Backing Up Two Ways from Sunday
One method of backup or recovery isn’t enough. Period. No matter what anyone tells you, what the book says, what your boss says, or what you think you need, you need to be backing things up in many ways.
Here’s a few examples.
MySQL
Theoretically, you could recover anything you needed from the binary log, as long as you’ve got a good starting point and a good ending point. (This, by the way, is a good reason to flush the binary logs and take a backup on a regular basis.) What if your binary log’s corrupted, though? You need to fall back to a full SQL backup … which you’re doing regularly, right?
If your binary log is corrupted, any mirrors you are using that are based on that binary log are corrupted as well.
Case in point: I had a client with a very active, very large database… north of 15GB in InnoDB. The binary log hit a bug and corrupted itself. The backups were being done from that mirror so that they didn’t interrupt the main machine’s processing, but they only kept a few days worth, so we couldn’t use those backups to restore. The most recent un-corrupted dump from the main machine had been taken three months before. Luckily, the client had done some application-level backups to an XML format, and we were able to (laboriously) restore from that. It cost about $3,000 because they didn’t want to degrade their forum’s performance for a half hour every night and pay for an extra TB or storage or so to keep more than a few days worth of upgrades.
Servers
Scenario: Hard drive gets corrupted or dies. You need to get the machine back up quickly. You have a snapshot of the machine … but your snapshot is on the same storage as that machine unless you back it up somewhere else.
On top of that, storage requirements have been growing rapidly for servers. Where a linux server take less than 1GB, Windows 2008R2 can take up 20GB with system files alone. (In fact, if you plan to have any data on that server, or keep any logs, we’d recommend going with 40GB minimum for your C: drive.) It’s important to back that up to something that’s not on the same system disks.
Better yet, take a hint from the application-level backups — and back up your registry, configuration files, and data separately from the snapshot. We tend to use RSync for this role and put it in a rolling-backup mode with the –link-dest option to ease recovery.
VMWare
Same principle as above. Snapshots are usually stored in the same datastore. Datastore goes bye-bye, so do your snapshots.
There’s some great products out there that can really help with this issue. The one we use is VEEAM Replication and Backup. It can be used to replicate a snapshot to another VMWare cluster, or back up the datastore files at a consistent snapshot point and then copy them elsewhere all in one step. We use a two-step process — we keep them locally on the backup server and also transmit them to another datacenter across campus.

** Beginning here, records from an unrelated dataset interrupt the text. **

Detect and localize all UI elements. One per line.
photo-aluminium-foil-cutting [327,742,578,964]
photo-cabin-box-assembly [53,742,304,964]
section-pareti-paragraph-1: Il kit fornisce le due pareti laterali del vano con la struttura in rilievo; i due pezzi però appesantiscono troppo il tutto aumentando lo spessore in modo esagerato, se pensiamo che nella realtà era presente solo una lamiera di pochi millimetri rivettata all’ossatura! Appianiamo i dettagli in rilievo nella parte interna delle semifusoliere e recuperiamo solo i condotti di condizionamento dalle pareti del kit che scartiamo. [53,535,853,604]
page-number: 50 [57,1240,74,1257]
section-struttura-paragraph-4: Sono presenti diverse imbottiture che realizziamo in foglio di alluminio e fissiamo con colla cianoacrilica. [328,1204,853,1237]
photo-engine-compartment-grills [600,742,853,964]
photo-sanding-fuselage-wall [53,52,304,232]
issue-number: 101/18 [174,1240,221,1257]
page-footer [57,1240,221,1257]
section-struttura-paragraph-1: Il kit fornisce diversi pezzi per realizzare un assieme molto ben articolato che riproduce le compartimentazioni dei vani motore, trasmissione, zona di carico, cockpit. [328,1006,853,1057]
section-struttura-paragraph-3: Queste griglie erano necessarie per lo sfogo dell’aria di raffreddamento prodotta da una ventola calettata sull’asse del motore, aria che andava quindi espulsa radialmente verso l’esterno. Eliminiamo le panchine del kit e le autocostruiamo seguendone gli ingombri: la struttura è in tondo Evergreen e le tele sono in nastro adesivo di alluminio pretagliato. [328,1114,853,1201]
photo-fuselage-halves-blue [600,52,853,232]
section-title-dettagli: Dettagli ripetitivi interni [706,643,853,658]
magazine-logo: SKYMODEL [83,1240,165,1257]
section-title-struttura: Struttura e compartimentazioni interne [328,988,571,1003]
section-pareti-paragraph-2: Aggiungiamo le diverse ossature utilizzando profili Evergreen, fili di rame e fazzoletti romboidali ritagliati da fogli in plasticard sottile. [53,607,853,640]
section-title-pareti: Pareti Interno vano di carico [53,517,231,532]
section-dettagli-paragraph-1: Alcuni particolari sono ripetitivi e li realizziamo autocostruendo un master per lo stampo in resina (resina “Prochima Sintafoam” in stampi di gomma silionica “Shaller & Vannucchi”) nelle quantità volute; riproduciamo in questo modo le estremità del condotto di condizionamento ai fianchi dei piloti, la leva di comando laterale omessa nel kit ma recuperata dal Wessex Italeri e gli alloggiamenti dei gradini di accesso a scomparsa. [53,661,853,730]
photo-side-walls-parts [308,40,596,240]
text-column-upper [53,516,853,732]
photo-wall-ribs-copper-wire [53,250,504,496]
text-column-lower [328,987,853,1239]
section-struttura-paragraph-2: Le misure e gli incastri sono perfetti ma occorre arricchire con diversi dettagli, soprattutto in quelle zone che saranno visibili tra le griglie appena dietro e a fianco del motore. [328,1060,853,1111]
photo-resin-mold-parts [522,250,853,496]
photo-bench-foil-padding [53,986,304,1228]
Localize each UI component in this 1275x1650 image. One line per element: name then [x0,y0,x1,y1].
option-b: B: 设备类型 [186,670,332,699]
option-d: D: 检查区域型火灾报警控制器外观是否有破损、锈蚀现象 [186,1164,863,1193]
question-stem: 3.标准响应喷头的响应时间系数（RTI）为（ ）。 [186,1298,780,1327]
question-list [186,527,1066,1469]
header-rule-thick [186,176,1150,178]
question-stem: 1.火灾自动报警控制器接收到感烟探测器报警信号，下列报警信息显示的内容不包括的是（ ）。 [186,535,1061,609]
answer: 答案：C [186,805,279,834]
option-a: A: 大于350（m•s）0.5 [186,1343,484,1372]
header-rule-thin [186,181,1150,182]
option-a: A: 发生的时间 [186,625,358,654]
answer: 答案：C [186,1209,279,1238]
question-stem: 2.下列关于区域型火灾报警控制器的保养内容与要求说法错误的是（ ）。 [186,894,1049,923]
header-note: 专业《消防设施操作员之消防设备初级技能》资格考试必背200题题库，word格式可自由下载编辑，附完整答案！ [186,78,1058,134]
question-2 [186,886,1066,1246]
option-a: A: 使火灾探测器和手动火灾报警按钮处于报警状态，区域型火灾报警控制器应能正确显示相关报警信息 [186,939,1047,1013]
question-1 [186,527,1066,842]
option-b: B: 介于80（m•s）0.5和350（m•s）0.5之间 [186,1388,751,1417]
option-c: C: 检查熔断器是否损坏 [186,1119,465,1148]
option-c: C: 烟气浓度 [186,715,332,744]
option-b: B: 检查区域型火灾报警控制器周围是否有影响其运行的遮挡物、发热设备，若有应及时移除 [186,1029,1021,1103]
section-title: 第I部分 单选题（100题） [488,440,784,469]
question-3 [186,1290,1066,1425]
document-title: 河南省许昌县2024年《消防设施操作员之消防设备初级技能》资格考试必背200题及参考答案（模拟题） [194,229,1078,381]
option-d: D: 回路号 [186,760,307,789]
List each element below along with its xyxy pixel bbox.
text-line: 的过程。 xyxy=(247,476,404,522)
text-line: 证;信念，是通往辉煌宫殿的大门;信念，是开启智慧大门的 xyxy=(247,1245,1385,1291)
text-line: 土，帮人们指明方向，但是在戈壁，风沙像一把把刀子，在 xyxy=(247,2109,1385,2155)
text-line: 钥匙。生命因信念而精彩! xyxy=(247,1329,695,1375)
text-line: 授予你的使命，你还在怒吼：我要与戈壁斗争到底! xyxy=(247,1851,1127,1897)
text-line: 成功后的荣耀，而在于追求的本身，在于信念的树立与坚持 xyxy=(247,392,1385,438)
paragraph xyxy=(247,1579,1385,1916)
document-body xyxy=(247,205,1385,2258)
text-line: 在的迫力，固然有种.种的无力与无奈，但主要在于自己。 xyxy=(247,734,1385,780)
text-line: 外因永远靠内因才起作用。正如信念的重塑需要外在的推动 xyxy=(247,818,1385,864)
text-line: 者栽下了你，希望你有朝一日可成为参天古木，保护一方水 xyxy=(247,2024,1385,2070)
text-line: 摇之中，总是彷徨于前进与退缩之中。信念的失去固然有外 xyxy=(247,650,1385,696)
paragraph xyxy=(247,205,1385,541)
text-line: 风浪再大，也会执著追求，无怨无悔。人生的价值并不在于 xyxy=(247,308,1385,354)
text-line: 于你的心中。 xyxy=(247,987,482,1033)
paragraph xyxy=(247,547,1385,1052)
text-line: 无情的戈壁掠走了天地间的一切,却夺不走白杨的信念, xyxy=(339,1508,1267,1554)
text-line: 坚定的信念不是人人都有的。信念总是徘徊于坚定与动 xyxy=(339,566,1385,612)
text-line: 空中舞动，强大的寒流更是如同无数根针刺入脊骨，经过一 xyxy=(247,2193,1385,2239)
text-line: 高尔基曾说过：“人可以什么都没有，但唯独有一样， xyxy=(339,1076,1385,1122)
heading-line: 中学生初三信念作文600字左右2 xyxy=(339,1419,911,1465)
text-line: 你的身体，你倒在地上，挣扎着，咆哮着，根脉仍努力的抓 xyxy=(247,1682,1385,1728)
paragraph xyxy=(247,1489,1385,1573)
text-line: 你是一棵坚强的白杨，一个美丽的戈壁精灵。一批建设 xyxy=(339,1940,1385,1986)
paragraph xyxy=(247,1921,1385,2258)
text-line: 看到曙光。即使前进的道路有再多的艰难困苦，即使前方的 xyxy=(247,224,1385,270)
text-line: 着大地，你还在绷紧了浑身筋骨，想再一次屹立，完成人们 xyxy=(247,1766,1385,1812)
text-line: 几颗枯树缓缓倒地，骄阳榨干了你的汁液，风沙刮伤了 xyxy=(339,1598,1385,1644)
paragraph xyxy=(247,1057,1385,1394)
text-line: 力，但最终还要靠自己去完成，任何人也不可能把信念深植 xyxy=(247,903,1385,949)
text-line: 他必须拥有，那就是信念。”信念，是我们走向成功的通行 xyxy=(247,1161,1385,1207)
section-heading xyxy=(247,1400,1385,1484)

When using VEEAM with Windows, make sure that VMWare Tools is installed and that you enable the VSS integration. (You’ll also need to make sure that the administrative share option on the system drives are enabled, and that the appropriate firewall ports are opened.) This ensures that you’ve got a transactionally consistent backup snapshot.
Practice, practice, practice
The only way to make sure that you can recover from a disaster is to test recovering from a disaster. At least once a year, we practice recovering from a worst-case scenario. That means bringing up a new machine from scratch, re-implementing all of the options and configurations, and then restoring the data. Despite that kind of restoration being something that should never happen, it does — and practice gives you insights into how to improve the processes and turns a recovery operation from an expensive nightmare that sets back all of your other processes into something that you can execute quickly and professionally.